Proverbs 3:19 (and Matthew 18:15) encourages us to speak up. “Speak up and judge fairly; defend the rights of the poor and needy." In an unhealthy marriage (one where there is extreme issues) you may be the one who is poor and needy so you can certainly stand up for yourself. Then in Leviticus 19:17, we find: " ……. Rebuke your neighbor frankly so you will not share in his guilt.” The Hebrew word here for “neighbor” means relation, neighbor, or associate. Thus, it can absolutely apply to a spouse and encourages confrontation.

The most important way the Bible addresses abuse can be found in John 13:34. God commands us to “love one another.” Abuse disregards others and is the opposite of this command. This is further explained in Ephesians 5:1-2: “Follow God’s example, therefore, as dearly loved children and walk in the way of love, just as Christ loved us and gave himself up for us as a fragrant offering and sacrifice to God.” Nowhere in any circumstance is domestic violence or abuse loving someone as God loved us.

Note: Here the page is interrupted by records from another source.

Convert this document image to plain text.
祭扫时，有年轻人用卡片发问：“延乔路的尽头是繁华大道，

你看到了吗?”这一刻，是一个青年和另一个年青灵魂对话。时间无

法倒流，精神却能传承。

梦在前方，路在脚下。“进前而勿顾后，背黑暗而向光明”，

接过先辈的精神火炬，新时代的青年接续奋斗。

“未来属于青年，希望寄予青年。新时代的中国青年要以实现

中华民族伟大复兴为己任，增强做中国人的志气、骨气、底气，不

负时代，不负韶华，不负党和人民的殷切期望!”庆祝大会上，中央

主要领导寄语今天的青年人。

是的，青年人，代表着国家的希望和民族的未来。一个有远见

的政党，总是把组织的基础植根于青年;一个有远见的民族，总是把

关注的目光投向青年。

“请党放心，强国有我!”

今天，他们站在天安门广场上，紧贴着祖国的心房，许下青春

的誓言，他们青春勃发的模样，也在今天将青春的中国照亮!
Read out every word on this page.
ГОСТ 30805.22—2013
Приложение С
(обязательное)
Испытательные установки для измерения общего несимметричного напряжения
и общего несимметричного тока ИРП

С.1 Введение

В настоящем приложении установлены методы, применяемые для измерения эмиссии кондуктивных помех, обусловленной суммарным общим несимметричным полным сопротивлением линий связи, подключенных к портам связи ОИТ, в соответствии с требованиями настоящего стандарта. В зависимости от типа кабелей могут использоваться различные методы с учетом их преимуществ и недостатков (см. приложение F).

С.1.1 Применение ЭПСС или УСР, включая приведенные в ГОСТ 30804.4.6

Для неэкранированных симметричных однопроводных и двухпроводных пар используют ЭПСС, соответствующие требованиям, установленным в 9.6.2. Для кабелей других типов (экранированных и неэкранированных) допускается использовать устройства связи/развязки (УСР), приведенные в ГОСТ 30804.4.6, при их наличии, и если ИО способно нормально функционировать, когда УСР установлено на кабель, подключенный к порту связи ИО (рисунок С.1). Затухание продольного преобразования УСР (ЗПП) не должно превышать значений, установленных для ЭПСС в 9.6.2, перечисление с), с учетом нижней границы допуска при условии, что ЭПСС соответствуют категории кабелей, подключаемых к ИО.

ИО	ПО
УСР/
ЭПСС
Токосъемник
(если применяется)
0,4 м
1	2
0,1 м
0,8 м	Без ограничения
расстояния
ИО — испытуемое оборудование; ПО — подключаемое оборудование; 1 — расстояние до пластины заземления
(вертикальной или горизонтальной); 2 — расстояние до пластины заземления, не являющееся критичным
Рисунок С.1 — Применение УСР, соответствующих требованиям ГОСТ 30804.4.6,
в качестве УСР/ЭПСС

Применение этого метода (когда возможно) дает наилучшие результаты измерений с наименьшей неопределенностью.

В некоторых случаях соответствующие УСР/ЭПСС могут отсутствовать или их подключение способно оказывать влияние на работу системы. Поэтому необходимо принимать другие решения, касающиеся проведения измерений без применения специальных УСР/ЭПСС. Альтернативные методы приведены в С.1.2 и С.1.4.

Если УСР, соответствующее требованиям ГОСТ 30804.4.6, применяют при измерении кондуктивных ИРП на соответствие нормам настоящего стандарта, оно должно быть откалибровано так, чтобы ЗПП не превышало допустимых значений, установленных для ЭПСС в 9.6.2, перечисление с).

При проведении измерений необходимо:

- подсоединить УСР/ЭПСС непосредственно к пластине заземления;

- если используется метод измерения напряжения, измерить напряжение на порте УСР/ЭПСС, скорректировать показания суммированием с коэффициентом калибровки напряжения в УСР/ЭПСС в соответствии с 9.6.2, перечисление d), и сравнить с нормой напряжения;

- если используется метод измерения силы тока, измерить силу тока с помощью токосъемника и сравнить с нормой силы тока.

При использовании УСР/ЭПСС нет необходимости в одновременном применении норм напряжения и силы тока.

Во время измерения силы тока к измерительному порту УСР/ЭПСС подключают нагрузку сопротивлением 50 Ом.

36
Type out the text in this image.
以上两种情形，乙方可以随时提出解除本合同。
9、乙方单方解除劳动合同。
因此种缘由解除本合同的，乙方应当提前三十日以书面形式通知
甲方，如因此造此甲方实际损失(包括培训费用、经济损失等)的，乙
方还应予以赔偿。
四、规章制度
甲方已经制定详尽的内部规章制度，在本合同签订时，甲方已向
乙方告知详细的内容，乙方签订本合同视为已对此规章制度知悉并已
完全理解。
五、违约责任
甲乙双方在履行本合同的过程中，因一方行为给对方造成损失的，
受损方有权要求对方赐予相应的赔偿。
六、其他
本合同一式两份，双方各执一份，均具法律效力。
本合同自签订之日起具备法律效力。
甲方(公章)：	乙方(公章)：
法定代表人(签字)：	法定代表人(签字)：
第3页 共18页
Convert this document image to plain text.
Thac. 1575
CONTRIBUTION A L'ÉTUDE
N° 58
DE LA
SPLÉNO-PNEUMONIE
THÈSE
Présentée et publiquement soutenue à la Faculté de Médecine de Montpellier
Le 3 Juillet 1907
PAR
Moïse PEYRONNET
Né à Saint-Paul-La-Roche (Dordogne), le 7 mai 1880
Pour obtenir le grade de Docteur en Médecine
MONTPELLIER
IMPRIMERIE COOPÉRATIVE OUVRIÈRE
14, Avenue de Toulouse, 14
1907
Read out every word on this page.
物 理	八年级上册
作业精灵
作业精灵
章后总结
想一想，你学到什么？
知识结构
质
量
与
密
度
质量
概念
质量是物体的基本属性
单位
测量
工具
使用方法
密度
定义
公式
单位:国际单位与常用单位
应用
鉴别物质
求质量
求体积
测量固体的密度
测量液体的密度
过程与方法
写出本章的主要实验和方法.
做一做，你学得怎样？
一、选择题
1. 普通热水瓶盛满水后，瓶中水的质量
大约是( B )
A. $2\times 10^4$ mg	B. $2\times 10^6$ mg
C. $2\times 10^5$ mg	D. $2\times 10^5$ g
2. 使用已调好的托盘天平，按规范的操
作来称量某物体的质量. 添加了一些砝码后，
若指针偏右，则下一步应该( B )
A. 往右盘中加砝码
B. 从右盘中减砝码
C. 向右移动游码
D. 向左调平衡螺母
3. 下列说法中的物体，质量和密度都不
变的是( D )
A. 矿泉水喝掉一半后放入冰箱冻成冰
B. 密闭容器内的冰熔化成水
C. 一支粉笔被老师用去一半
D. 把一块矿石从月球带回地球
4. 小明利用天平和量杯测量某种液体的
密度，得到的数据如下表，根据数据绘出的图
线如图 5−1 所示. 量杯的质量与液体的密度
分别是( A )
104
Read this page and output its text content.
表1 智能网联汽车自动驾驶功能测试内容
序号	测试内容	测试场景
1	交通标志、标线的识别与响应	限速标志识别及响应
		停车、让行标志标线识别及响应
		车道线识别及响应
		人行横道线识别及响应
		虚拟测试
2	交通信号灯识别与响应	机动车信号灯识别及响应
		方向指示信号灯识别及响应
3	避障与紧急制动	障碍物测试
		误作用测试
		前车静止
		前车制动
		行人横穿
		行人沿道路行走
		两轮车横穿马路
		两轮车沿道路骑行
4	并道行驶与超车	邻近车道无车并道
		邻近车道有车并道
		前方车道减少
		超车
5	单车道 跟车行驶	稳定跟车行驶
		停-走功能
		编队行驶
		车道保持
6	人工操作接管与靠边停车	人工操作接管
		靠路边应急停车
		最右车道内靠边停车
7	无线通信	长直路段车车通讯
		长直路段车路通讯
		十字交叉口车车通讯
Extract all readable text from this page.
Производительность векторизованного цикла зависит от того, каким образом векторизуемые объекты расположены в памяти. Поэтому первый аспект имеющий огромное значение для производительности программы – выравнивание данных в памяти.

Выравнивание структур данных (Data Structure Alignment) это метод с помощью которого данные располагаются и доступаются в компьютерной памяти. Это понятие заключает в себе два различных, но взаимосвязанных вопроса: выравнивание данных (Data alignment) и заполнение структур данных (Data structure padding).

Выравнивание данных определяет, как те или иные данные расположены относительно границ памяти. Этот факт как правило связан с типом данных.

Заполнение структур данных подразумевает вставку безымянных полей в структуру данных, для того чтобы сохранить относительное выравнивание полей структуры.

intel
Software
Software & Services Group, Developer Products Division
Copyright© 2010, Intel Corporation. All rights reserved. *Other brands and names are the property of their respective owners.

So how should a Christian respond? First and foremost, call abuse for what it is: SIN. Then, stop giving in to it. When the apostle Paul encountered some spiritually abusive leaders in 2 Corinthians, he told the believers not to put up with it (2 Cor. 11:20). And in Romans 12:21 he says to not be overcome by evil, but to overcome evil with good. Both situations can unquestionably apply to being a victim of domestic violence and abuse. And, Paul’s advice is the right response in addressing it.

The following biblical guidelines will help you respond correctly to the victims of domestic violence.

  • Proverbs 27:12 indicates it is right to protect yourself from violent people. Even David fled King Saul when he was violent toward him; the angel of the Lord warned Joseph to flee to Egypt with Jesus because Herod was trying to kill him, and Paul escaped from those who sought to stone him.

  • Ephesians 5:11 says it is good to expose the abuser. Bringing evil deeds into the light is the only way to hold the abuser accountable and get help for the victim.

  • Matthew 18:15-17 says we are to speak the truth in love. When someone grievously sins against us and will not listen, it is good to bring the matter before wise counsel for additional support and accountability.

  • Galatians 6:7 indicates what we sow, we reap. One of life’s greatest teachers is consequences, and those who are violent must experience the consequences of his/her sinful behavior. A person who uses violence at home does so because he gets away with it. Don't let that happen. (Prov. 19:19).

  • In Acts 22:24-29, Paul appealed to the Roman government when he was being mistreated. God has put civil authorities in place to protect victims of abuse. Don’t hesitate to get local law authorities involved when you are in danger.

It is very important that domestic violence be recognized and dealt with as sin. This behavior hurts the heart of God. The family, especially the marriage relationship, is meant to reflect God’s love for us. He is absolutely concerned for the victims of any type of abuse and addresses it in his Word. Christians must not ignore this evil and stand up against it.

Disclaimer

NEWIM does not provide legal or counseling advice. You may need to seek a professional and competent attorney who is well-versed in family law to provide advice for your specific case. You may also need to seek a licensed therapist with expertise in marriage and family counseling. NEWIM provides this information for educational purposes.